Confira o editorial desta terça-feira: "O orçamento das cidades"

14 JAN 20 - 03h:00

É importante que os municípios tenham sua participação na arrecadação da União, mas seria ainda mais justo se eles conseguissem se sustentar com sua própria produção.

Em novembro do ano passado, ao mandar para o Congresso Nacional a Proposta de Emenda Constitucional do Pacto Federativo, o governo federal colocou, entre outras mudanças na legislação, a possibilidade de extinguir municípios com menos de 5 mil habitantes e com arrecadação própria inferior a 10% de sua receita total. A proposta também restringe a criação de novas prefeituras pelo Brasil. 

Desde que a PEC foi protocolada, o tema voltou a ser fortemente discutido. Embora um grupo significativo da população que mora nas grandes cidades seja simpático à iniciativa – que acabaria com 1.254 prefeituras em todo o Brasil e ameaçaria pelo menos cinco municípios do estado de Mato Grosso do Sul –, a proposta parece não ter fôlego para ser aprovada pelos deputados e senadores, e os motivos são fáceis de serem constatados: reduzir municípios é reduzir bases eleitorais já financiadas pelo poder público. 

Há quem diga que, mesmo não se sustentando, alguns pequenos municípios são necessários, sobretudo os localizados em regiões distantes dos grandes centros, porque forçam a presença do estado brasileiro nos rincões, fornecendo serviços básicos nas áreas de saúde, educação e infraestrutura a pequenas comunidades. Mas tudo em excesso pode fazer mal. Há pequenos municípios, muito próximos dos grandes centros, que não precisariam da independência e que representam um alto custo para a manutenção de toda a estrutura de uma prefeitura, com prefeito e cargos do primeiro escalão, além de nove vereadores (o número mínimo e a média das câmaras das pequenas cidades). 

Nesta edição, mostramos que para 2020 o governo federal conseguirá mandar mais dinheiro para as cidades brasileiras, por meio do Fundo de Participação dos Municípios (FPM). O fundo é o principal meio para o sustento destas localidades com menos de 5 mil habitantes e também tem papel importante para a administração das médias cidades.

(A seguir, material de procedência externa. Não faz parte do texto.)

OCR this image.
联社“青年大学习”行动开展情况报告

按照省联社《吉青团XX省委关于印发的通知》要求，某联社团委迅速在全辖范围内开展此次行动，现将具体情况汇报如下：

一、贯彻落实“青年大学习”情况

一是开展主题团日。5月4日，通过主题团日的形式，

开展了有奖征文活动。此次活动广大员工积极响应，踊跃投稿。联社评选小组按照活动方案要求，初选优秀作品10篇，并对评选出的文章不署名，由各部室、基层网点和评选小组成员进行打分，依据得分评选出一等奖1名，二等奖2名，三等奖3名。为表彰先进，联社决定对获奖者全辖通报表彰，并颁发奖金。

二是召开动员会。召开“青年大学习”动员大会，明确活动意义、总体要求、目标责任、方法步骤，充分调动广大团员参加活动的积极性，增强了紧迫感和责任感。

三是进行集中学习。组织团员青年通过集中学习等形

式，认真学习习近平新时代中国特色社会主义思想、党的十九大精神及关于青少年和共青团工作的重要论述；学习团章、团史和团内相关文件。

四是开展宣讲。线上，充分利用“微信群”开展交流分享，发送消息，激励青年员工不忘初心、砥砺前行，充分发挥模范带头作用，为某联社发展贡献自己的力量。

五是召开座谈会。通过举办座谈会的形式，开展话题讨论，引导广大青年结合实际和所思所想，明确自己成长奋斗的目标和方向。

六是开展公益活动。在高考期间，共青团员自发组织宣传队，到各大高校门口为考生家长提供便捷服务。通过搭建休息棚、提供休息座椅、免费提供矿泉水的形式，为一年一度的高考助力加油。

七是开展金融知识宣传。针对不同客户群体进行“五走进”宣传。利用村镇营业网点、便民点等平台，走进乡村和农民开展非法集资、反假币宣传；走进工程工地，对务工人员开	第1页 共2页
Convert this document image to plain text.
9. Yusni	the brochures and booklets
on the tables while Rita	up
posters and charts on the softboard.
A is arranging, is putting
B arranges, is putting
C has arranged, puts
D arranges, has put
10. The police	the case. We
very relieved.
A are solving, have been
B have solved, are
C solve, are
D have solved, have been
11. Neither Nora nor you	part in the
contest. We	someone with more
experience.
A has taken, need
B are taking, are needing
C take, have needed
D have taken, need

Independentemente de estar errado ou certo, o Brasil ter mais de 5 mil municípios; a forma de financiá-los deve ser repensada. Em países da América do Norte e da Europa, boa parte da arrecadação de uma comunidade fica no município, e de lá se decide o que será feito com os recursos. É justo que os municípios tenham participação na arrecadação da União, mas seria ainda mais justo se eles tivessem o poder de administrar o orçamento feito a partir do que seus moradores produzem.